Please explain the logic here because this is baffling to me. You were willing to invest the time to solve every single AoC problem this year with ChatGPT and you wrote up this summary of it, which together must have taken hours, but you couldn't fork over the $20 needed for a month-long pro subscription, which would make your results an order of magnitude more interesting? How do you value your time such that this makes sense?

I wouldn't call it an order of magnitude, it's the same model but with a different prompt and the ability to run code on its own. Anyway the logic is this: I had fun doing this but its a silly project and I didn't want to spend 20$ on it. Plus I didn't have to because a youtuber did it for me.

You can also look at this as a question of whether ChatGPT Plus is worth it in general: it did better than straight API calls but I spent 2$ of API calls vs 20$ for plus, it isn't 10 times better.

Day 8 is a bit of a bad example, the general solution is the chinese remainder problem which isn't much harder anyway.

Have you tried to solve the general problem yourself? It's absolutely much harder than the version contestants had to solve.

First, the Chinese remainder theorem is genuinely a lot harder than simply calculating the least common multiple. Second, the problem statement allows much more complicated input than that. For example, the problem statement allows loops with multiple end states; I don't even know how you'd deal with that efficiently, I doubt you know on the top off your head, and I certainly wouldn't fault ChatGPT for not knowing it either.

If you post your code I can probably come up with a test case that breaks it.

How could other humans learn how to construct those solutions? They read the same textbooks that are in the training set of ChatGPT (a miniscule fraction of them) and they understand their contents.

No, that's absolutely not how humans learn to code. Or at least it's not how I learned or anyone I know that's good at solving AoC style problems learned to solve them. Reading textbooks is the absolute minimum time investment. The majority of time is spent thinking about the problem, writing code, noticing it doesn't work, trying to find a flaw by reading through it, stepping through the execution with a debugger, or maybe adding printf() statements to get insight in the internal state, and so on.

It's a very interactive process. But the intermediate code, with all the printf() statements for debugging, isn't something that usually gets committed. That's why ChatGPT doesn't know to debug code that way. It has never even seen someone do this. It might have heard about printf() debugging from Wikipedia but it has never done it itself, or if it did (because of user requests), it keeps no memory of it.

You can also look at this as a question of whether ChatGPT Plus is worth it in general: it did better than straight API calls but I spent 2$ of API calls vs 20$ for plus, it isn't 10 times better.

I don't think this comparison makes sense. You're treating it as a comparison of efficiency: as if Model A is solving problems at a rate of X/day and Model B at a rate of 2X/day, so Model B is only twice as valuable as Model A. But that's not what's happening: Model B is solving problems that apparently Model A cannot solve at all. If Einstein can prove only 1% more theorems than the average physics major, does that mean he should be paid only 1% more?

I don't pay for ChatGPT Plus, I only have a paid API key

you couldn't fork over the $20 needed for a month-long pro subscription, which would make your results an order of magnitude more interesting?

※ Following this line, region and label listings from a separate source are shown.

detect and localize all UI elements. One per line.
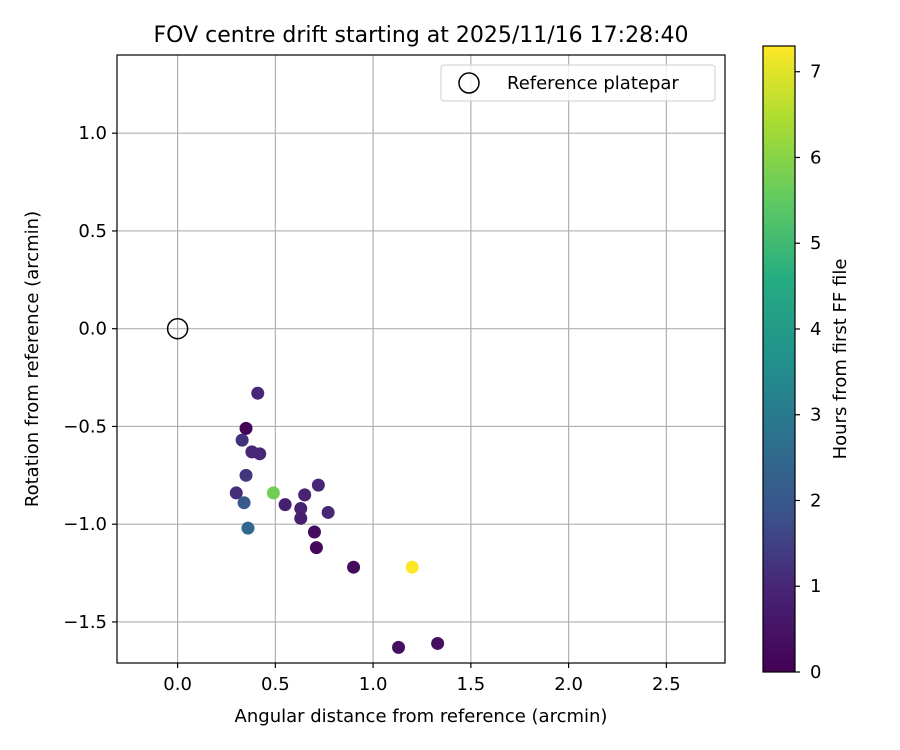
scatter-point <box>298 488 312 502</box>
y-tick-label: 0.5 <box>78 221 107 242</box>
plot-frame <box>116 54 726 664</box>
chart-title: FOV centre drift starting at 2025/11/16 … <box>154 23 689 48</box>
y-axis-ticks: 1.0 0.5 0.0 −0.5 −1.0 −1.5 <box>63 123 117 633</box>
scatter-point <box>239 468 253 482</box>
colorbar-ticks: 0 1 2 3 4 5 6 7 <box>795 62 821 683</box>
x-axis-label: Angular distance from reference (arcmin) <box>235 706 608 727</box>
colorbar-tick-label: 7 <box>810 62 821 83</box>
scatter-point <box>294 511 308 525</box>
y-tick-label: −1.5 <box>63 612 107 633</box>
scatter-point <box>321 505 335 519</box>
scatter-point <box>253 447 267 461</box>
scatter-point <box>405 560 419 574</box>
colorbar <box>762 45 796 673</box>
scatter-point <box>311 478 325 492</box>
colorbar-tick-label: 0 <box>810 662 821 683</box>
reference-platepar-marker <box>166 317 189 340</box>
scatter-point <box>431 636 445 650</box>
scatter-point <box>235 433 249 447</box>
colorbar-tick-label: 1 <box>810 576 821 597</box>
x-tick-label: 0.5 <box>261 674 290 695</box>
legend-box <box>440 64 716 102</box>
scatter-point <box>347 560 361 574</box>
colorbar-tick-label: 2 <box>810 490 821 511</box>
colorbar-tick-label: 3 <box>810 405 821 426</box>
y-axis-label: Rotation from reference (arcmin) <box>22 211 43 507</box>
y-tick-label: −1.0 <box>63 514 107 535</box>
legend-label: Reference platepar <box>507 73 679 94</box>
y-tick-label: 0.0 <box>78 319 107 340</box>
x-tick-label: 1.0 <box>359 674 388 695</box>
scatter-point <box>278 498 292 512</box>
x-tick-label: 2.5 <box>652 674 681 695</box>
x-tick-label: 2.0 <box>554 674 583 695</box>
colorbar-tick-label: 5 <box>810 233 821 254</box>
scatter-point <box>309 541 323 555</box>
colorbar-label: Hours from first FF file <box>830 259 851 460</box>
colorbar-tick-label: 4 <box>810 319 821 340</box>
colorbar-tick-label: 6 <box>810 147 821 168</box>
x-tick-label: 0.0 <box>163 674 192 695</box>
scatter-point <box>294 502 308 516</box>
x-tick-label: 1.5 <box>457 674 486 695</box>
scatter-point <box>229 486 243 500</box>
grid-lines <box>117 55 725 663</box>
scatter-point <box>241 521 255 535</box>
data-points <box>166 317 445 654</box>
scatter-point <box>307 525 321 539</box>
scatter-point <box>251 386 265 400</box>
x-axis-ticks: 0.0 0.5 1.0 1.5 2.0 2.5 <box>163 663 681 695</box>
legend-marker <box>458 72 480 94</box>
scatter-point <box>239 421 253 435</box>
legend: Reference platepar <box>440 64 716 102</box>
y-tick-label: −0.5 <box>63 416 107 437</box>
scatter-point <box>392 640 406 654</box>
scatter-point <box>237 496 251 510</box>
y-tick-label: 1.0 <box>78 123 107 144</box>
scatter-point <box>266 486 280 500</box>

I think you might be confused about this: you can access GPT-4 via the API. I haven't seen anything suggesting that the versions of GPT-4 used in the ChatGPT Plus interface are smarter than the versions you can access via the API (modulo dubious rumours of secret tests of more advanced models, which in any case would be uncontrollable for OP's experiment)

It's likely that I misunderstood something; I'm not very familiar with the various offerings. I was going by OP's own admission that they didn't pay for the top model and their version was only able to solve 7 (sub)problems vs 13(ish) for “Chat GPT Plus” which seemed to imply that the latter is a stronger problem solver.